What you described is a PLC from the late 80's.

That's not even close to what an arduino is. It's a powerful microcontroller you can program in C, running at 8/16/32 MHz. It's only slow if you make a slow program. I have an arduino reading a 360 counts/rev quadrature encoder to control my steam engine, and it has no problem keeping up. Remember, 3d printers are fully controlled by one arduino at the microstepping level. That's sending pulses to 4 stepper motor drivers at the same time at high speed, while also maintaining 2 PID temperature loops and communicating to a PC via usb, while ALSO translating g-code into geometric motion of the steppers, sometimes even translating from xy coordinates into polar coordinates..

The only negatives I've seen people have about arduinos are that the board has lots of components on it for most common uses. (like a 5 volt regulator, an integrated led on pin 13, leds on the transmit/receive lines, etc.) These people are the ones that will still use the atmega chip, but design and build their own board for it that only has what they need on it. Even then, unless you have special requirements like tiny board space or saving a few milliamps of power draw, you're not saving time or money. I buy arduino pro minis by the dozen for $2 a piece.

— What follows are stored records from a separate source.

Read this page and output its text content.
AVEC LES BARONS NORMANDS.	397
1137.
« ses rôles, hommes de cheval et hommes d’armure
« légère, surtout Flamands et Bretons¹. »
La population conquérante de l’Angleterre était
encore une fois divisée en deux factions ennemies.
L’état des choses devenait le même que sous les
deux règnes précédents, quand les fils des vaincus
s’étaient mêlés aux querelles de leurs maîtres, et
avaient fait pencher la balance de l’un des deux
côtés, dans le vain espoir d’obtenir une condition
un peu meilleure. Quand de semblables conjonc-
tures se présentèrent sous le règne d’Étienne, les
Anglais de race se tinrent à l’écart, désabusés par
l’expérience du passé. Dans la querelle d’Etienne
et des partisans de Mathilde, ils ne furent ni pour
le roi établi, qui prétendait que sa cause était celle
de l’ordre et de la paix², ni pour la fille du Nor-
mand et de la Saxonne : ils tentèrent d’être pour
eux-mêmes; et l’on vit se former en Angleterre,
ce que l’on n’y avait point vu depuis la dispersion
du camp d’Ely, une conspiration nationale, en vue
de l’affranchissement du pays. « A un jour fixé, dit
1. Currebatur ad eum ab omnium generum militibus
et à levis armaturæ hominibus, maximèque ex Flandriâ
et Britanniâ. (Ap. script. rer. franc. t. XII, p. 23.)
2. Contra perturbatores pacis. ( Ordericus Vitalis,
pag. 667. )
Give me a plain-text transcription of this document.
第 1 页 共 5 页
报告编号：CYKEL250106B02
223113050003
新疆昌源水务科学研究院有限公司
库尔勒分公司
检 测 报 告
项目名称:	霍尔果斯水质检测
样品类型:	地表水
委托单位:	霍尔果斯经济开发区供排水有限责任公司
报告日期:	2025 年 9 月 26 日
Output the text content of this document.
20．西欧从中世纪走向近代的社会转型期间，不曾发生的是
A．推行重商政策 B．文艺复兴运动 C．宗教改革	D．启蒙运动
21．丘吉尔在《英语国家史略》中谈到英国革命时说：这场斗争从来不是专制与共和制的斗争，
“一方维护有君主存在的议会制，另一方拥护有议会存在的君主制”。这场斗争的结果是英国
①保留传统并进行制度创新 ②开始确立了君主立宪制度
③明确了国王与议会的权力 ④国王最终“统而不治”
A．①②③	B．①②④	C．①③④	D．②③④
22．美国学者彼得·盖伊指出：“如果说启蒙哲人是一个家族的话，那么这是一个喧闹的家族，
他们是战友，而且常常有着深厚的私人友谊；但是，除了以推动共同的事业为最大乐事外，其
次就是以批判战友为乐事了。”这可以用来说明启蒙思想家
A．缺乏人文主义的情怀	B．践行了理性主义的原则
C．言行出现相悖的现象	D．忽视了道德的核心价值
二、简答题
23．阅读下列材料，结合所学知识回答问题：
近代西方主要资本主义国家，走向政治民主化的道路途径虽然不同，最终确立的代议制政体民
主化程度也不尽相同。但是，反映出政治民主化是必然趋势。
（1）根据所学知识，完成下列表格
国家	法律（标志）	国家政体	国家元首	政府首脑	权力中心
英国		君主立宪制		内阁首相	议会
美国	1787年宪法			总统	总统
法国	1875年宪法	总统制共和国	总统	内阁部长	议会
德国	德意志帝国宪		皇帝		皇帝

Edited 1 time(s). Last edit at 09/11/2017 10:11AM by zimirken.
Re: A modern, commercial application for the steam car
September 11, 2017 01:57PM
I understood they run a loop which is very slow. And 8-32 MHz by todays control standards is slow. A 20 year old PC was faster than that through a parallel port.

-Ron
Re: A modern, commercial application for the steam car
September 11, 2017 02:06PM
What do you mean by run through a loop? You can program it however you want to, and how would "running through a loop" be slow? It's just as powerful as your average car ECU. We're measuring sensors and toggling valves not folding proteins.
Re: A modern, commercial application for the steam car
September 11, 2017 02:18PM
The code which is authored by the user is uploaded to the controller and runs over and over start to finish looking for high/low values and inputs at a set speed- a loop.
Re: A modern, commercial application for the steam car
September 11, 2017 02:25PM
I guess you could program it that way, like a PLC. But you can program it however you want. There's nothing limiting you to any particular programming structure within the bound of C. It's just like a PIC. If you want faster response time to an input change you can always use interrupts, it has several pins that can be used as external interrupts.
Re: A modern, commercial application for the steam car
September 11, 2017 03:47PM
Have any you tried out Windows CE

[www.google.com]

I have the developers set, I have the thing some where.
Re: A modern, commercial application for the steam car
September 13, 2017 05:01AM
Jeremy, I've heard of CE but that was about it.I have never had the chance to work with the arduino or other microprocessor controller platforms but I hope to be buying one in the near future and learning how to use it for various projects.
As far as building an engine to be used in the car market I have no inclination in that direction. There are plenty of uses elsewhere that don't require fighting a multi-billion dollar industry. Now a steam powered car where I'm building my own engine would be just fine.